« Anno Dracula, 1 » de Kim Newman

Editions Bragelonne (2012)

432 pages

Temps de lecture : 3 jours

Note  coupdecoeur

Synopsis 

Londres, 1888. La reine Victoria s’est remariée avec le comte Dracula, qui entend répandre le vampirisme dans tout le royaume. Chaque soir, au crépuscule, les non-morts poursuivent les sang-chauds pour leur donner  » le baiser des Ténèbres  » et boire le sang qui leur assure l’immortalité. La terreur règne, toute révolte est impitoyablement réprimée, mais un mystérieux tueur au scalpel d’argent, en s’attaquant aux prostituées vampires, menace la stabilité du nouveau régime.

 séparateur

Apparemment, certaines personnes sont déçues par ce roman car pensaient se trouver en présence d’un thriller ou d’un roman policier. ATTENTION ce n’est absolument pas le cas, d’ailleurs l’identité du criminel est connue trés vite et le propos du livre n’est ABSOLUMENT PAS de découvrir le coupable, c’est avant tout un roman fantastique à mi-chemin entre horreur et histoire doublé d’une excellente uchronie. Vous voilà prévenus  😉 

En revanche, cet ouvrage est à réserver à un public TRES AVERTI car il pourra choquer les plus jeunes.

UN COUP DE COEUR !

A l’instar des grands romans populaires du XIXème siècle, Anno Dracula est un roman décomplexé, qui, comble du délicieux ! ne se prend jamais au sérieux, ce qui favorise une lecture au second degré, et tend avant tout à divertir le lecteur. Et ça fonctionne magnifiquement bien !  
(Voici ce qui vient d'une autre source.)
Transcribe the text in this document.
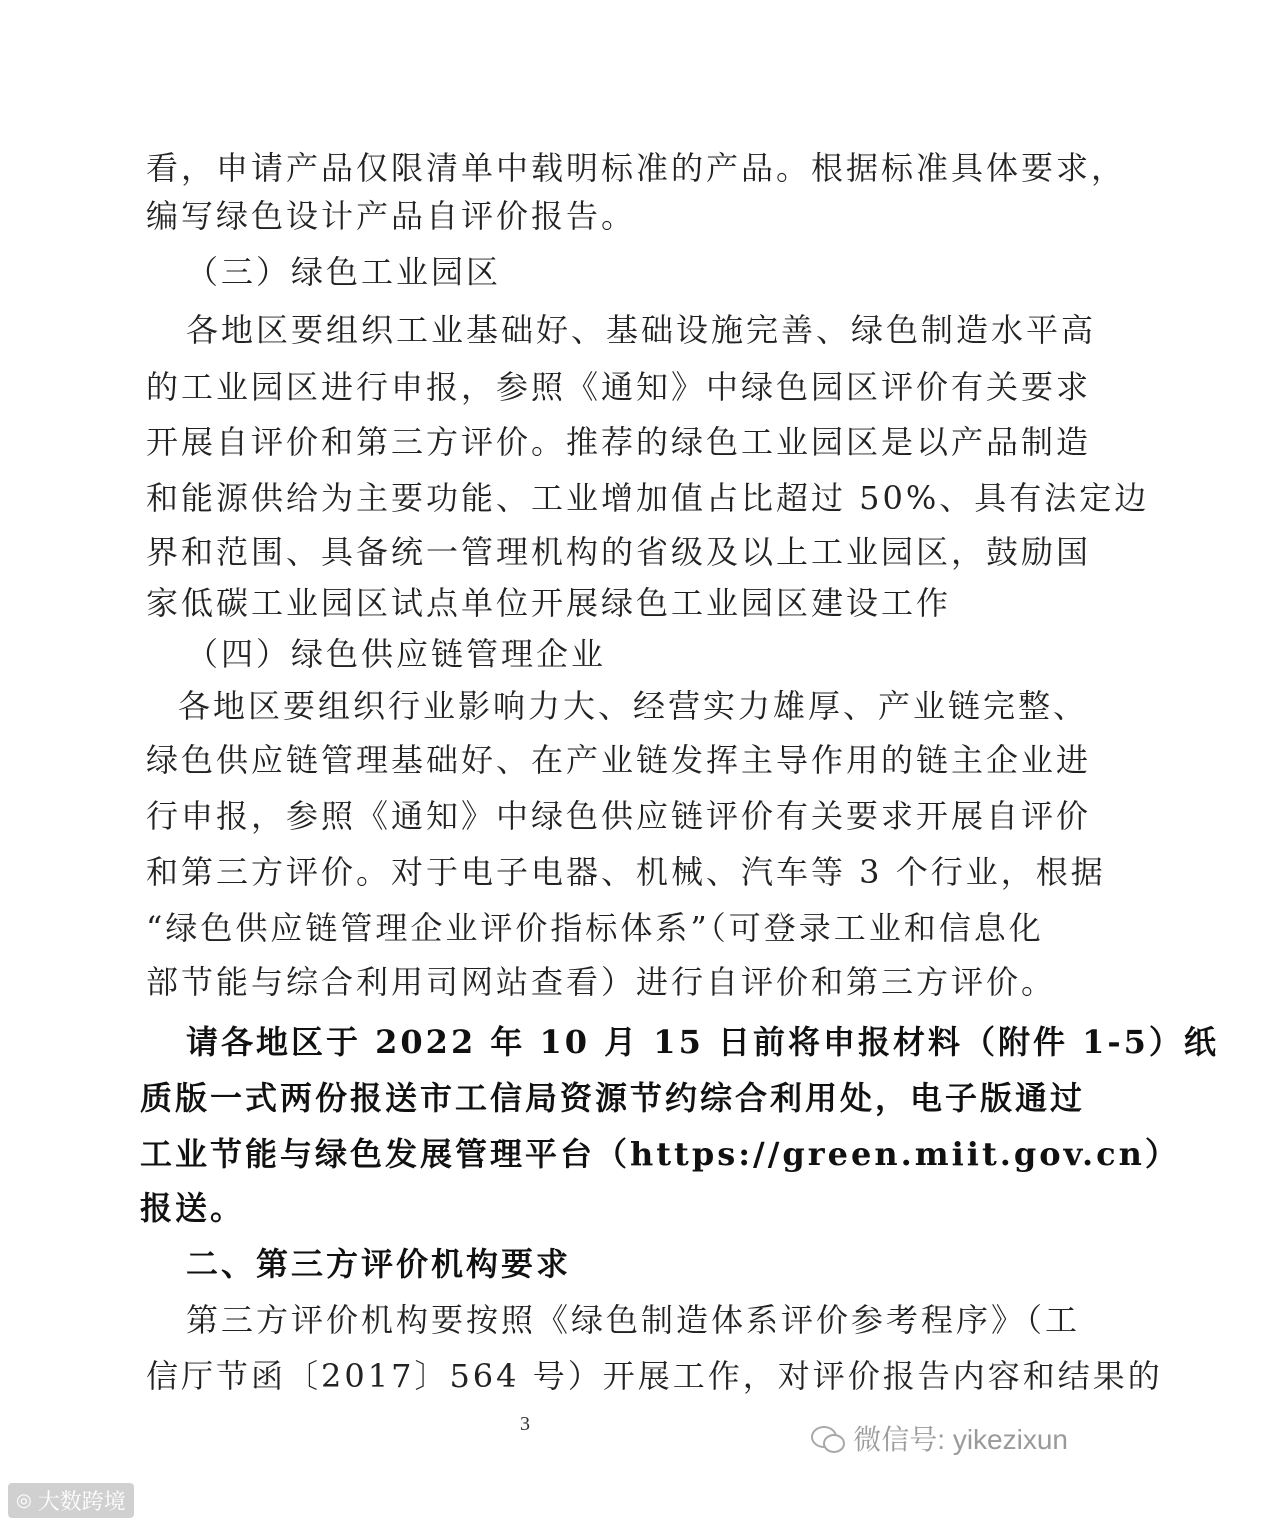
看，申请产品仅限清单中载明标准的产品。根据标准具体要求，
编写绿色设计产品自评价报告。
（三）绿色工业园区
各地区要组织工业基础好、基础设施完善、绿色制造水平高
的工业园区进行申报，参照《通知》中绿色园区评价有关要求
开展自评价和第三方评价。推荐的绿色工业园区是以产品制造
和能源供给为主要功能、工业增加值占比超过 50%、具有法定边
界和范围、具备统一管理机构的省级及以上工业园区，鼓励国
家低碳工业园区试点单位开展绿色工业园区建设工作
（四）绿色供应链管理企业
各地区要组织行业影响力大、经营实力雄厚、产业链完整、
绿色供应链管理基础好、在产业链发挥主导作用的链主企业进
行申报，参照《通知》中绿色供应链评价有关要求开展自评价
和第三方评价。对于电子电器、机械、汽车等 3 个行业，根据
“绿色供应链管理企业评价指标体系”（可登录工业和信息化
部节能与综合利用司网站查看）进行自评价和第三方评价。
请各地区于 2022 年 10 月 15 日前将申报材料（附件 1-5）纸
质版一式两份报送市工信局资源节约综合利用处，电子版通过
工业节能与绿色发展管理平台（https://green.miit.gov.cn）
报送。
二、第三方评价机构要求
第三方评价机构要按照《绿色制造体系评价参考程序》（工
信厅节函〔2017〕564 号）开展工作，对评价报告内容和结果的
3	微信号: yikezixun
◎ 大数跨境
Multipliant les péripéties dignes d’un feuilleton de cape et d’épées des années 60 et les scènes sanglantes d’un réalisme cru qui le rapproche du giallo, ces films d’épouvante italiens, Anno Dracula peut-être perçu comme une suite outrancière du Dracula de Stoker. Mais là où la suite « officielle » Dracula L’immortel de Dacre Stoker (arrière-petit-neveu de…comme son nom l’indique) échoue lamentablement à ressusciter le mythe de Vlad Tepes dans nos inconscients collectifs, Kim Newman réussi totalement, transcendant un sujet qu’on croyait pourtant éculé depuis longtemps ou pire voué à la redite, il confère beaucoup d’originalité, de romanesque et un gouleyant et irrésistible panache à son ouvrage.
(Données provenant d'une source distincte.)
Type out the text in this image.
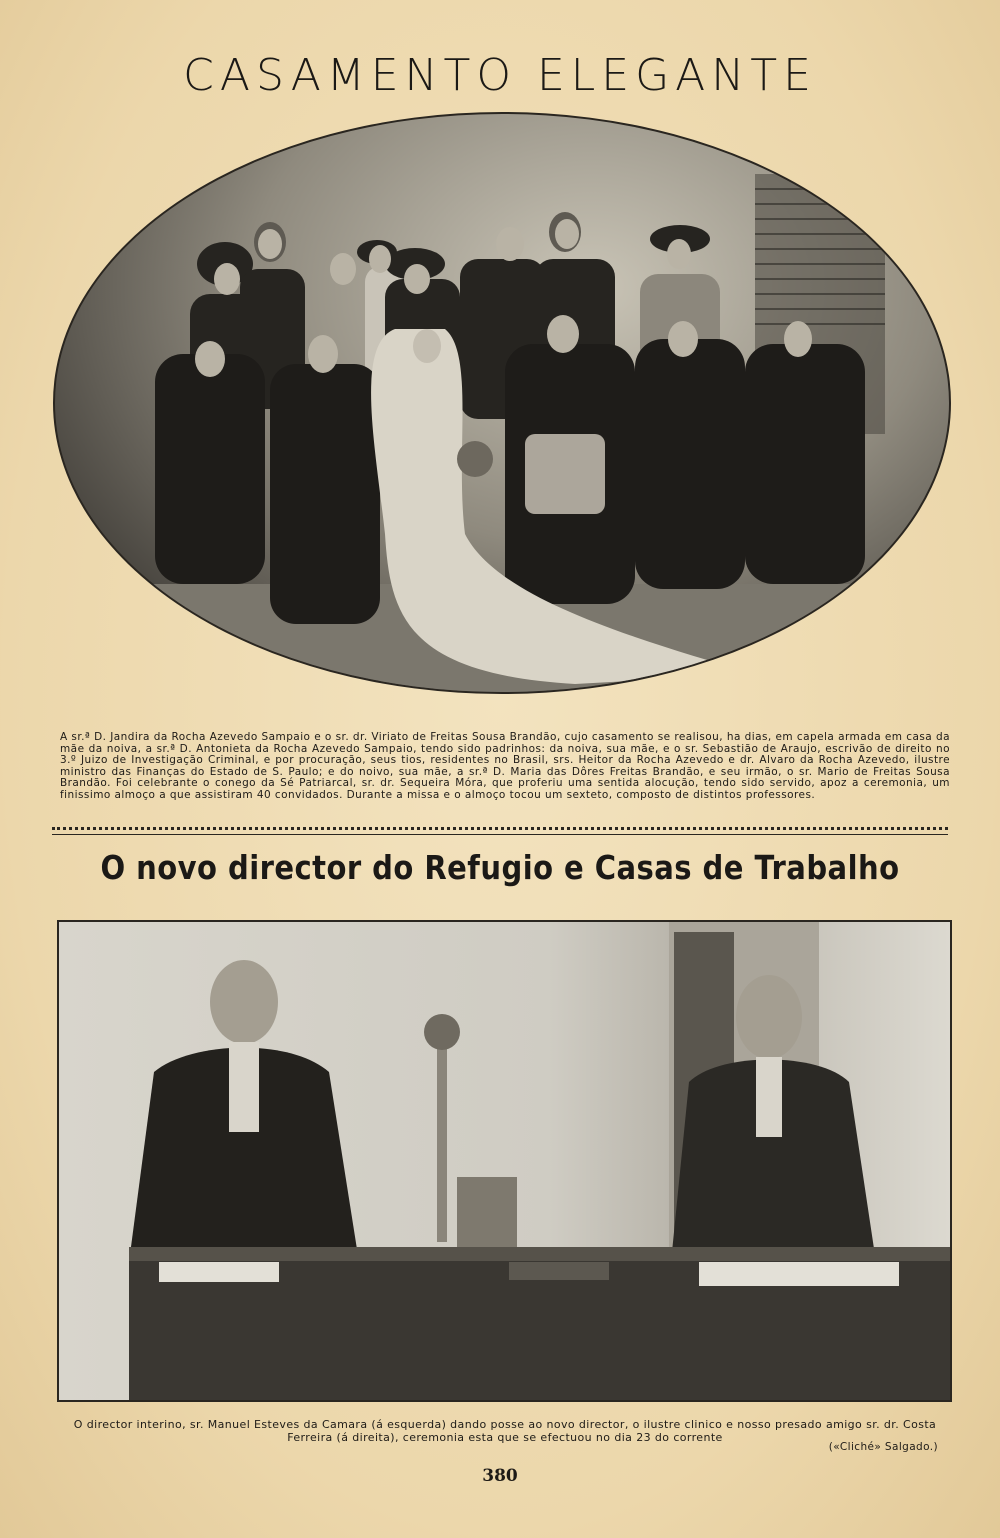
CASAMENTO ELEGANTE
A sr.ª D. Jandira da Rocha Azevedo Sampaio e o sr. dr. Viriato de Freitas Sousa Brandão, cujo casamento se realisou, ha dias, em capela armada em casa da mãe da noiva, a sr.ª D. Antonieta da Rocha Azevedo Sampaio, tendo sido padrinhos: da noiva, sua mãe, e o sr. Sebastião de Araujo, escrivão de direito no 3.º Juizo de Investigação Criminal, e por procuração, seus tios, residentes no Brasil, srs. Heitor da Rocha Azevedo e dr. Alvaro da Rocha Azevedo, ilustre ministro das Finanças do Estado de S. Paulo; e do noivo, sua mãe, a sr.ª D. Maria das Dôres Freitas Brandão, e seu irmão, o sr. Mario de Freitas Sousa Brandão. Foi celebrante o conego da Sé Patriarcal, sr. dr. Sequeira Móra, que proferiu uma sentida alocução, tendo sido servido, apoz a ceremonia, um finissimo almoço a que assistiram 40 convidados. Durante a missa e o almoço tocou um sexteto, composto de distintos professores.
O novo director do Refugio e Casas de Trabalho
O director interino, sr. Manuel Esteves da Camara (á esquerda) dando posse ao novo director, o ilustre clinico e nosso presado amigo sr. dr. Costa Ferreira (á direita), ceremonia esta que se efectuou no dia 23 do corrente
(«Cliché» Salgado.)
380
Sous couvent de rendre hommage à Stoker et Stevenson ou d’évoquer Jack the Ripper, Newman reconstitue superbement l’ère victorienne et entremêle histoire réelle et histoire imaginaire. Il nous offre une uchronie brillante et pleine de verve (les dialogues sont particulièrement réussis) qui convoque personnages politiques, historiques, culturels ou imaginaires de l’époque victorienne et analyse sous un angle presque totalement vampirique les petits et grands événements ayant marqués l’an 1888.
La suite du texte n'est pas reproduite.